There is something in that, but Chi the indefatigable— who, just to make things interesting, is VanLehn’s spouse—wasn’t content with it. Spooling compulsively through the rows of numbers in her statistics app, she finally noticed one thing that actually did predict deep learning. It was the moment of a student reflecting on her own progress—for instance, saying something like “Hmm, I understand most of this, but not all of it.” Students who did that demonstrated more deep learning later on. Perhaps, thought Chi, we have been looking in the wrong place all along: it isn’t what the tutor does that matters; it’s what the student does.

Once we switch focus from tutor-moves to studentmoves, a whole raft of potential signs of deep learning suddenly comes into view: forming hypotheses (“Maybe, germs can get in through your skin, through a cut”), extrapolating to other situations (“There’s fighting going on between the good and the bad germs … a whole new world inside the body”), coming up with predictions (“What if there was a super fighter germ?”), forming analogies (“So, the septum is like a wall in your heart”), generating justifications, generating critiques, and revising existing knowledge to deal with conflicting information.

What everything in that list has in common is, once again, connecting knowledge, fitting newly learned information together with something that was already there, like rain falling on a pond. For instance, to reflect is to ask whether the new information fits. Hypotheses, extrapolations, predictions, and analogies require you to begin with the new information and take it somewhere. Generating justifications and critiques and resolving conflicts require you to bring existing knowledge to bear on the new information.

If we can get a student to make any of these connecting moves with new knowledge they just encountered—or even better, more than one connecting move—deep learning is more likely to follow. Are there tutor moves that prompt students to make such a connection? And if so, why didn’t those moves show up in the research? Didn’t we just conclude that, maybe, they don’t exist?
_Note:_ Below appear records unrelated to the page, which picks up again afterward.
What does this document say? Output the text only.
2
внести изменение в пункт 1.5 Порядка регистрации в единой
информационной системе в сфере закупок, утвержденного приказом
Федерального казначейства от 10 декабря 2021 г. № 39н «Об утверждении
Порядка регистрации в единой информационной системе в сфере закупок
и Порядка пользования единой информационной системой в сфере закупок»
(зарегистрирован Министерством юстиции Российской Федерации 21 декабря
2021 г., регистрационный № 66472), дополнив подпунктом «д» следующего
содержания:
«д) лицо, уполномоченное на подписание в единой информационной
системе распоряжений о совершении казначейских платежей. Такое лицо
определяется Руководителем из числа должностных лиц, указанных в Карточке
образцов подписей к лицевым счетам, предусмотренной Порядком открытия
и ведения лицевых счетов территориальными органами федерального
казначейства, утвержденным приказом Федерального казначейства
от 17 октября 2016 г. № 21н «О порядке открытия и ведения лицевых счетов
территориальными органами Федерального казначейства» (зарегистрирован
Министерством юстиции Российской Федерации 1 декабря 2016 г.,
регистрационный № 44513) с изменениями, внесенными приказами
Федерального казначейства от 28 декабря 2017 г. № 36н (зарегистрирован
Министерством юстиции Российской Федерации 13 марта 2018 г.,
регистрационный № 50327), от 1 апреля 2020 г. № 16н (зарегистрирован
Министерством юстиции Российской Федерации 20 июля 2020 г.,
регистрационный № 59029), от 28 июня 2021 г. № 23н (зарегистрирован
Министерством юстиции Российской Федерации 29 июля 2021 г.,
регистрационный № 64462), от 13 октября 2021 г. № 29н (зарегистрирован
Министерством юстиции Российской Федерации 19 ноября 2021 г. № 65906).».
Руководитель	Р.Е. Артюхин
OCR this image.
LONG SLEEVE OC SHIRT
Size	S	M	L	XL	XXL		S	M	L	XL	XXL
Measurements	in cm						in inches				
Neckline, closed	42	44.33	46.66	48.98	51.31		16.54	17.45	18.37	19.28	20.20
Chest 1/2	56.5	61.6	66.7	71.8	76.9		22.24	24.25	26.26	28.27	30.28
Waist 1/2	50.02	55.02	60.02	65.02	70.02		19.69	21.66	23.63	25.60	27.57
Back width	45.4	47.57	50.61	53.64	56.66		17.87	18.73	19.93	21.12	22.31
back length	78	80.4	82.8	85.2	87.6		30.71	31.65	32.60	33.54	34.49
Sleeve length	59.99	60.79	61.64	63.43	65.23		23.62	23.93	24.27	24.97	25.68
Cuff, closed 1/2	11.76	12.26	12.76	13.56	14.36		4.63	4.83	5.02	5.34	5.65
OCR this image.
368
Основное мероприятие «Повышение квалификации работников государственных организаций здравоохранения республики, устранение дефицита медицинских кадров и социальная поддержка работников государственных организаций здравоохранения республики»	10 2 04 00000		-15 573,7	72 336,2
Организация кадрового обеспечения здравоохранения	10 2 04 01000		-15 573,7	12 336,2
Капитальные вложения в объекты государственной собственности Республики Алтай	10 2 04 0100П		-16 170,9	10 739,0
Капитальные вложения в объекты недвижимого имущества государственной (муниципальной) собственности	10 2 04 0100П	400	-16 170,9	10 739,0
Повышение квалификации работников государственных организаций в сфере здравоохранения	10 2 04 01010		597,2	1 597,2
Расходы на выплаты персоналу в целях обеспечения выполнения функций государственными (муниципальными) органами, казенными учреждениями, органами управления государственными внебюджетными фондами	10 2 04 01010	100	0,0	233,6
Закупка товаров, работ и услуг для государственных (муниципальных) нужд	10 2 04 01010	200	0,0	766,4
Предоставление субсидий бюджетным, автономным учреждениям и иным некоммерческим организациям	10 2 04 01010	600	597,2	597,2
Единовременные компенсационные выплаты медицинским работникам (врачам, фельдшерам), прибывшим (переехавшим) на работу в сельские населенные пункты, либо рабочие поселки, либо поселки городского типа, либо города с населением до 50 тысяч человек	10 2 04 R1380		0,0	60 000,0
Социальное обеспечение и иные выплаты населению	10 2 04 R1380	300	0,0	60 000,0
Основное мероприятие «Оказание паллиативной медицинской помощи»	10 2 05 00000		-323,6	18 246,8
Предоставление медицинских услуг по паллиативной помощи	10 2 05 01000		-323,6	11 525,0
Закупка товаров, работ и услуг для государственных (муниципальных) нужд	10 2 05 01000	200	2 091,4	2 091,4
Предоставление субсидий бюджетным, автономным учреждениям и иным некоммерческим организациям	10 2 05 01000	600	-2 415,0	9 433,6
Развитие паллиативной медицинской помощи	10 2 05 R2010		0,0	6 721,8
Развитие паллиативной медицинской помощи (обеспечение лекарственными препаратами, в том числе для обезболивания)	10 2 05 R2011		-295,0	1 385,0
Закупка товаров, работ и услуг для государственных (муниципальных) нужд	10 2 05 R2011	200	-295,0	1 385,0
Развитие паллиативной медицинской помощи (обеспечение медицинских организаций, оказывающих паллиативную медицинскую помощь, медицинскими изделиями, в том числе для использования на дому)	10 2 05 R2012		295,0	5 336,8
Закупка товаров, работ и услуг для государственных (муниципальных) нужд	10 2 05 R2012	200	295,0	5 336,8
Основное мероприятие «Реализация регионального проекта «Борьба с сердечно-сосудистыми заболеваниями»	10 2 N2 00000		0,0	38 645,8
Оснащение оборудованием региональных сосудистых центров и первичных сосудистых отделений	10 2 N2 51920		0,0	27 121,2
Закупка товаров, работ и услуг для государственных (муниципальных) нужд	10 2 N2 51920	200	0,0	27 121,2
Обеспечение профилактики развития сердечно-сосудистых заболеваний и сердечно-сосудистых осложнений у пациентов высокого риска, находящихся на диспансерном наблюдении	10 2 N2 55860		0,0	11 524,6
We did. Though perhaps they do exist, just not where we are looking. The corpus of tutoring sessions that researchers sift through may not be rich enough to allow them to be found. Sessions in that corpus are typically led by inexperienced tutors—frequently college students, a ubiquitous and affordable resource right outside every research lab’s door—and focus on surface topics, such as solving simple physics problems. It’s like trying to discover new species of whales by studying the lakes of England. They aren’t there. You won’t find deep souls in shallow water.